The court document submitted by SFO, which a soft copy was published on its website, stated that 180 aircraft — out of 406 units ordered by AirAsia and AAX from Airbus between October 2005 and November 2014 — were secured by way of improper payments and the offer of a further improper payment.

The contracts that were the subject of the agreed wrongdoing are 64 units of A320neo with a purchase agreement on Dec 13, 2012; 36 units of A320ceo (Dec 13, 2012); 25 units of A330-300 (Dec 18, 2013); and 55 units of A330-900neo (Nov 24, 2014), according to the court document.

The payments that are subject to the agreed wrongdoing are US$10 million (RM40.97 million) on Oct 25, 2013; US$10 million (Nov 4, 2013); US$15 million (Dec 16, 2013); and US$15 million (Jan 9, 2015).

In one of the discussion excerpts as highlighted in the court document, Airbus Employee 1 (senior) emailed AirAsia Executive 1, saying: “Resending previous selfexplanatory mail with all details attached. Could be further discussed when I will be early next week in KL (Kuala Lumpur), should it be convenient to you.”

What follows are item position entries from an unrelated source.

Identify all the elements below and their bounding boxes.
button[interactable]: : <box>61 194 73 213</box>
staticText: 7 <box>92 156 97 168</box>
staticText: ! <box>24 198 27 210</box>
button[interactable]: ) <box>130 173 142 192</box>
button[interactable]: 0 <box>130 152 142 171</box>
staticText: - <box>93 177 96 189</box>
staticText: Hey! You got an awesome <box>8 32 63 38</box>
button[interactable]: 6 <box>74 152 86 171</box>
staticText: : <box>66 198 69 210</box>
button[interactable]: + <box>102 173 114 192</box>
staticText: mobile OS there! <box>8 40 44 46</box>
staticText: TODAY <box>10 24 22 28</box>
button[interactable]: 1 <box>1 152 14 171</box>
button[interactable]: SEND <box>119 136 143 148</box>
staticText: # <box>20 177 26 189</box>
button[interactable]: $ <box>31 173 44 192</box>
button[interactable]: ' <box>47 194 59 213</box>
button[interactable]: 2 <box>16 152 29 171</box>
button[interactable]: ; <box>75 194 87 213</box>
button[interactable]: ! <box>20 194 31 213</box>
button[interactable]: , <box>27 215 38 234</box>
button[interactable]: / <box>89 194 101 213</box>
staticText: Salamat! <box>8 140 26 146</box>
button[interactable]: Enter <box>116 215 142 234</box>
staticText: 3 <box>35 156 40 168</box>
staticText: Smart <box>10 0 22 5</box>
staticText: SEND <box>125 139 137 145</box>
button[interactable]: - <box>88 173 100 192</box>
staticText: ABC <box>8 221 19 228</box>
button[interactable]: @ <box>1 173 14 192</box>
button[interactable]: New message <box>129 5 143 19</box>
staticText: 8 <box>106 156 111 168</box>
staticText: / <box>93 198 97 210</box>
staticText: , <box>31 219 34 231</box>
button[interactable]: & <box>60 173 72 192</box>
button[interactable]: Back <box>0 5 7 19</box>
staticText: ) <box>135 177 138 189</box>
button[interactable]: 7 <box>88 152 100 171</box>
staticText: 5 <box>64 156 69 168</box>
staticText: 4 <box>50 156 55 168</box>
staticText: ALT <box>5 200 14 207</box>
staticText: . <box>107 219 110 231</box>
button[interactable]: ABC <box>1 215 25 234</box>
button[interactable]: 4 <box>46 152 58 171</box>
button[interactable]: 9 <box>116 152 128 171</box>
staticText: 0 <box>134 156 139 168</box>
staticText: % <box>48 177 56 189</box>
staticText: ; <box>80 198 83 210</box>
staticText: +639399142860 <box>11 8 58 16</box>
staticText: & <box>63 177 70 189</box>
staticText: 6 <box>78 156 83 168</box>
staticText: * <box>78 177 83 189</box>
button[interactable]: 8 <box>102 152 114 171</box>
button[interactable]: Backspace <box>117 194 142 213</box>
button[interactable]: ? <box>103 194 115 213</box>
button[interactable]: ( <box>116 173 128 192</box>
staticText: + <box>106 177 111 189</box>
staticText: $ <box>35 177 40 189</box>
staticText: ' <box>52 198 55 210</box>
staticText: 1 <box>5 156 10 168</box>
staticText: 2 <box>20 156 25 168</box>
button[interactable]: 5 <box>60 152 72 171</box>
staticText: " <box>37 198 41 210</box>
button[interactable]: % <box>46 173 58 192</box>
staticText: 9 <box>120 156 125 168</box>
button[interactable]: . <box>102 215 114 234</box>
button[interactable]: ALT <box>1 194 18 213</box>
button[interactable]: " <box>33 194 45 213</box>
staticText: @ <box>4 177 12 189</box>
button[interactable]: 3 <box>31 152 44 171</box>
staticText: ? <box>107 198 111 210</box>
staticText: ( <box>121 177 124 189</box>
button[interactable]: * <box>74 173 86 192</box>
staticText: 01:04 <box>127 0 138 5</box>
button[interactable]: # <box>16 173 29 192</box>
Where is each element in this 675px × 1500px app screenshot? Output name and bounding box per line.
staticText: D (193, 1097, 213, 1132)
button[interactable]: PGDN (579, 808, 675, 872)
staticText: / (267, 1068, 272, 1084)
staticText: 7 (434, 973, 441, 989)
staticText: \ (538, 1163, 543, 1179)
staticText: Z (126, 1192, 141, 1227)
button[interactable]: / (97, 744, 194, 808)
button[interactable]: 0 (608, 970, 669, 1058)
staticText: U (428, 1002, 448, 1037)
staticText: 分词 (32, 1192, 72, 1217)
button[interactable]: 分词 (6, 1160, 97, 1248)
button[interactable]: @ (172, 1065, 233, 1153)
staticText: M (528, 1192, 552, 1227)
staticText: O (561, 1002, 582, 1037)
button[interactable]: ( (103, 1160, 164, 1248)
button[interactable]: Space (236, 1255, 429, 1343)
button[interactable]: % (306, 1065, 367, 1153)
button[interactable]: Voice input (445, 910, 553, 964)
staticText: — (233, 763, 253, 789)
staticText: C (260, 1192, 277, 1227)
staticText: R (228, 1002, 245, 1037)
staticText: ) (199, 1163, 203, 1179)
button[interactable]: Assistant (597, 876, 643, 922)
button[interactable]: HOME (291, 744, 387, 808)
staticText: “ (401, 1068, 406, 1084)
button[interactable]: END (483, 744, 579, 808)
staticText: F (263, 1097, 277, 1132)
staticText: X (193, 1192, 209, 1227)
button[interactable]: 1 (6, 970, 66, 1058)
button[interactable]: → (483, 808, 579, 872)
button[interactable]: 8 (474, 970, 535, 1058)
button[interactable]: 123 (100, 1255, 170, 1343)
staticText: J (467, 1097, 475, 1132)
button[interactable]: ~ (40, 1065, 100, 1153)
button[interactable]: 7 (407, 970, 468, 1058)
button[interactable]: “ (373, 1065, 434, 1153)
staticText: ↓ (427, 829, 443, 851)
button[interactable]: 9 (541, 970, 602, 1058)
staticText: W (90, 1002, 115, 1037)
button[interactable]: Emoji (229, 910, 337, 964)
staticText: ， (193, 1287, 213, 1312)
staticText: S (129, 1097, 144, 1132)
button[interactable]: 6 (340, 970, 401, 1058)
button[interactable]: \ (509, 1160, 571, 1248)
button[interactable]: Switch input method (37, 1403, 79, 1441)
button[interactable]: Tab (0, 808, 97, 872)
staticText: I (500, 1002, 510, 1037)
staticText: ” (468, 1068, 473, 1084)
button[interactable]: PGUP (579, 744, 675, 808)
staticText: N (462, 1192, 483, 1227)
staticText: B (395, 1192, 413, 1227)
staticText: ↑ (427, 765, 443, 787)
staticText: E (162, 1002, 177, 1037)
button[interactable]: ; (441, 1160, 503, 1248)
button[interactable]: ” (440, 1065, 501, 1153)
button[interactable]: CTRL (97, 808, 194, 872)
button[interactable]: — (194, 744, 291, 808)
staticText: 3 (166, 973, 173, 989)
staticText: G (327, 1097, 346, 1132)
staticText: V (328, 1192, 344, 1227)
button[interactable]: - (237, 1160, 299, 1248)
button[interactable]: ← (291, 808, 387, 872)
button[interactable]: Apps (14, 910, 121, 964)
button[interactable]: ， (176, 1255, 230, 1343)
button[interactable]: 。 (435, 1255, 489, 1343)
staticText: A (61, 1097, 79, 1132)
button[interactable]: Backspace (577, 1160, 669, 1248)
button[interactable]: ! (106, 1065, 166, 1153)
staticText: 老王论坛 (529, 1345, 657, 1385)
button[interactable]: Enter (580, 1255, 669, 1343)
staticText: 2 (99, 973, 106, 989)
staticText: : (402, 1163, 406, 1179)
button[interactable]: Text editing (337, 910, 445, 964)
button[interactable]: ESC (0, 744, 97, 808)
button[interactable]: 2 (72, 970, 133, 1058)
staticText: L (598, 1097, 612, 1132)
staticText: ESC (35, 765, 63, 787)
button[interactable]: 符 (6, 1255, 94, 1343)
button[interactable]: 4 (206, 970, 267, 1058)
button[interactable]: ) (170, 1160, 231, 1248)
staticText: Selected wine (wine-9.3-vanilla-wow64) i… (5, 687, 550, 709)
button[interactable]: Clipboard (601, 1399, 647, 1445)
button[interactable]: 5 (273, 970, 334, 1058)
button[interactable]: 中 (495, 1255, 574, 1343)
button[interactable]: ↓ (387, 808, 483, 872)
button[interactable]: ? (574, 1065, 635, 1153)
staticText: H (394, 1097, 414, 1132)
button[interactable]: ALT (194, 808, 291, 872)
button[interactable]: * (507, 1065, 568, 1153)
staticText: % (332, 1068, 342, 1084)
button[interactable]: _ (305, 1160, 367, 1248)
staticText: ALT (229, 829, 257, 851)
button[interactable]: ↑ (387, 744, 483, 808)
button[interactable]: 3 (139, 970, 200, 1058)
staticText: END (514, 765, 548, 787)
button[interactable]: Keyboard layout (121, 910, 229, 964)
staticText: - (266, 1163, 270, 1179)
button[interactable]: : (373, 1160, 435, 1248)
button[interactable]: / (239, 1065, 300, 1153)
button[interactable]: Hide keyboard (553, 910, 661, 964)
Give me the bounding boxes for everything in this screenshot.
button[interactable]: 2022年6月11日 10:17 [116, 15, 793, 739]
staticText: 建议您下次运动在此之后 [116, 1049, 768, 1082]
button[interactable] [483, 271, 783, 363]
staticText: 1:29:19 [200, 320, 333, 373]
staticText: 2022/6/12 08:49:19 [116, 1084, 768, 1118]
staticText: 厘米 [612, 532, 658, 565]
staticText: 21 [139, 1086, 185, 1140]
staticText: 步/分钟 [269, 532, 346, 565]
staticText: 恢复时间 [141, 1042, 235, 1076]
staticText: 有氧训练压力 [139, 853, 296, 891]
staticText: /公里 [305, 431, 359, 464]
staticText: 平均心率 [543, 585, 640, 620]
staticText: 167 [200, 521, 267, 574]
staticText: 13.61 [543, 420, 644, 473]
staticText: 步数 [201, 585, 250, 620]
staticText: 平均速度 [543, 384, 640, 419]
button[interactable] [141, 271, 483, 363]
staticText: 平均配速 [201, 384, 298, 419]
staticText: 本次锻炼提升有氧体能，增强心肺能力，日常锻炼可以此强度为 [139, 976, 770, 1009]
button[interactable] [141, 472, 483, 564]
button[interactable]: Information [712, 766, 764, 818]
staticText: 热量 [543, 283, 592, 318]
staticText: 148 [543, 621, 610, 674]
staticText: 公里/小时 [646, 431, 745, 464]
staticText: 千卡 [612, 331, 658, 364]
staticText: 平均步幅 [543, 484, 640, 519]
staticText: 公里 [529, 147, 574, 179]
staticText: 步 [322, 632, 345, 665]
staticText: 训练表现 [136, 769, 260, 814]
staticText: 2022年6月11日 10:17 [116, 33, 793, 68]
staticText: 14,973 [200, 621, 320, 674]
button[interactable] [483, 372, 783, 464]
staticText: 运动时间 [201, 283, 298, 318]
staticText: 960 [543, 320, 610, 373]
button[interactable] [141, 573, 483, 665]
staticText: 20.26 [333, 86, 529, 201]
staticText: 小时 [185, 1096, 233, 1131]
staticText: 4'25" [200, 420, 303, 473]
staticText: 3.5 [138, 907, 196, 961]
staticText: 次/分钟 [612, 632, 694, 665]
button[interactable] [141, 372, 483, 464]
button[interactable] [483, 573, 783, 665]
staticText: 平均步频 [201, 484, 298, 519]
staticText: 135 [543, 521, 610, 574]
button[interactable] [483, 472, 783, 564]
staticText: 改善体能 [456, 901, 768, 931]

AirAsia Executive 1 replied: “Honestly (Airbus Employee 1 (senior)) I’m fed up. You owe me 4 million already and I’m owed 16 million in total. This shd (sic) have been paid (sic) ages ago when I bought three (sic) first 60 aircraft. I want my money and I want compensation…pay up. I want my whole 16 million now…”

In an email to AirAsia Executive 1, Airbus Employee 2 (senior) stated: “I have not seen all the papers relating to the sponsorship but in general, we need to have some internal link to AirAsia as we can’t get board approval simply to sponsor. Externally there is probably no need to link the two.”

In a separate excerpt, AirAsia Executive 1 emailed Airbus Employee 2 (senior), stating that: “We have kept our side of the deal…Pls don’t let us down…”, to which Airbus Employee 2 (senior) responded on the same day saying: “Now if I bend the rules any more I hope you will see I will end up in trouble…I [sic] standby my commitment of 50m and increase to 55m”.

Airbus in a statement said that it has stepped up its compliance programmes to avoid the recurrence of such misconducts.

“The settlements we have reached today turn the page on unacceptable business practices from the past. The strengthening of our compliance programmes at Airbus is designed to ensure that such misconduct cannot happen again,” Airbus board of directors chairperson Denis Ranque said, according to a Bernama report.

CEO Guillaume Faury said: “The agreements approved today with the French, the UK and the US authorities represent a very important milestone for us, allowing Airbus to move forward and further grow in a sustainable and responsible way. The lessons learned enable Airbus to position itself as the trusted and reliable partner we want to be.”